© JUNGE FREIHEIT Verlag GmbH & Co.  www.jungefreiheit.de  43/14 / 17. Oktober 2014

Sigmar Gabriel sucht die Welle
Große Koalition: In Berlin mehren sich die Anzeichen für eine Ausstiegsstrategie des SPD-Chefs
Paul Rosen

Vielleicht ist ja der Vorrat an Gemeinsamkeiten in der Berliner Großen Koalition zwischen CDU/CSU und SPD gar nicht erschöpft so wie 1982 zwischen SPD und FDP in Bonn. Vielleicht soll das bisher gute Arbeitsverhältnis zwischen den beiden Volksparteien vielmehr durch eine Politik der ständigen Nadelstiche erst gestört und dann zerstört werden. Denn für Beobachter der Berliner Szene ist klar: Die SPD würde lieber heute als morgen aus der Regierung von Kanzlerin Angela Merkel ausscheren und mit den „fortschrittlichen Kräften“ des Bundestages ein rot-rot-grünes Bündnis bilden, auch wenn sich besonders in der Außen- und Europapolitik noch viele Übereinstimmungen mit den Christdemokraten finden würden.

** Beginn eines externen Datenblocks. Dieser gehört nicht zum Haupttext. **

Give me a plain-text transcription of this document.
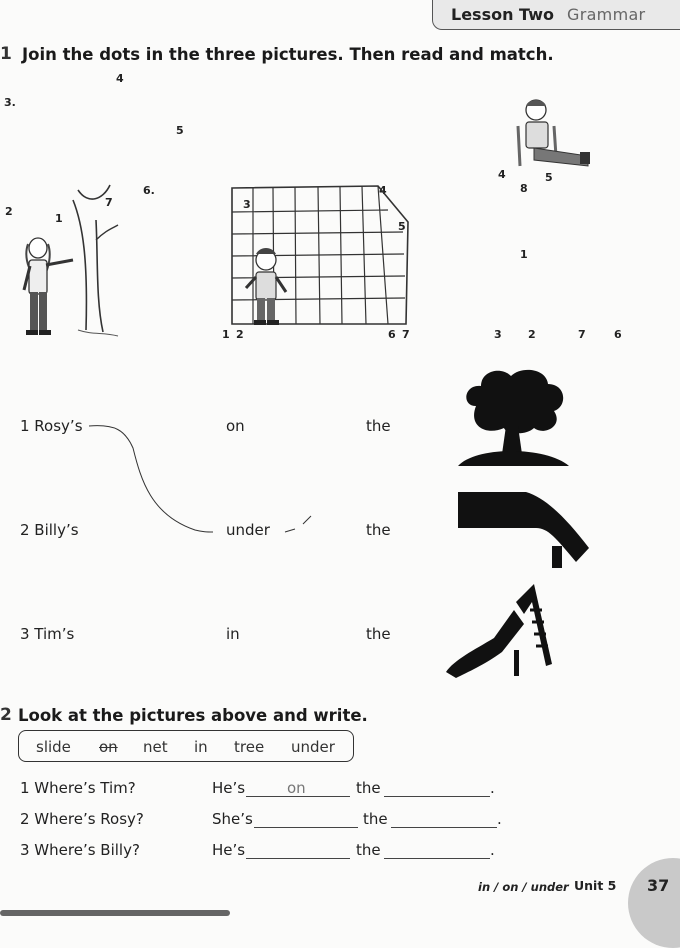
Lesson Two Grammar
1 Join the dots in the three pictures. Then read and match.
4
3.
5
6.
2
1
7	3
4
5
1 2	6 7
4	5
8
1
3 2	7	6
1 Rosy’s	on	the
2 Billy’s	under	the
3 Tim’s	in	the
2 Look at the pictures above and write.
slide on net in tree under
1 Where’s Tim?	He’s	on	the	.
2 Where’s Rosy?	She’s	the	.
3 Where’s Billy?	He’s	the	.
in / on / under Unit 5 37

Peter Tauber und die „rote Null“

Und in der Innenpolitik unternimmt die Union in Gestalt des Innenministers Thomas de Maizière (CDU) alles, um die Sozialdemokraten zum Beispiel durch Gesetzesänderungen zur endgültigen Aufnahme aller abgelehnten Asylbewerber in Deutschland an sich zu binden. Doch die Genossen suchen nach einem Anlaß für den großen Knall. Das Herz schlägt schließlich links.

Bei der jüngsten Absetzübung ging es um die „schwarze Null“ im Bundeshaushalt. Finanzminister Wolfgang Schäuble (CDU) will für 2015 einen Bundeshaushalt ohne Neuverschuldung präsentieren. Der SPD ist die mit ihrer Zustimmung im Grundgesetz verankerte Schuldenbremse längst ein Dorn im Auge, den sie lieber heute als morgen entfernen würde. Denn nicht nur auf Bundesebene ist die Schuldenbremse lästig, weil Wahlgeschenke dann nicht mehr auf Pump verteilt werden können. Unter den Bundesländern ist es besonders das SPD-regierte Nordrhein-Westfalen, das seine Finanzen gar nicht mehr in den Griff bekommt und dringend neue Kredite braucht. Bei der Debatte um die Schuldenbremse blies wieder einmal der stellvertretende SPD-Vorsitzende Ralf Stegner aus Schleswig-Holstein zum Angriff: „Ich plädiere für höhere Investitionen in Bildung und Infrastruktur“, sagte Stegner, für den Schäubles schwarze Null „keine sozialdemokratische Null“ ist. CDU-Generalsekretär Peter Tauber giftete zurück, Stegner sei die „rote Null“.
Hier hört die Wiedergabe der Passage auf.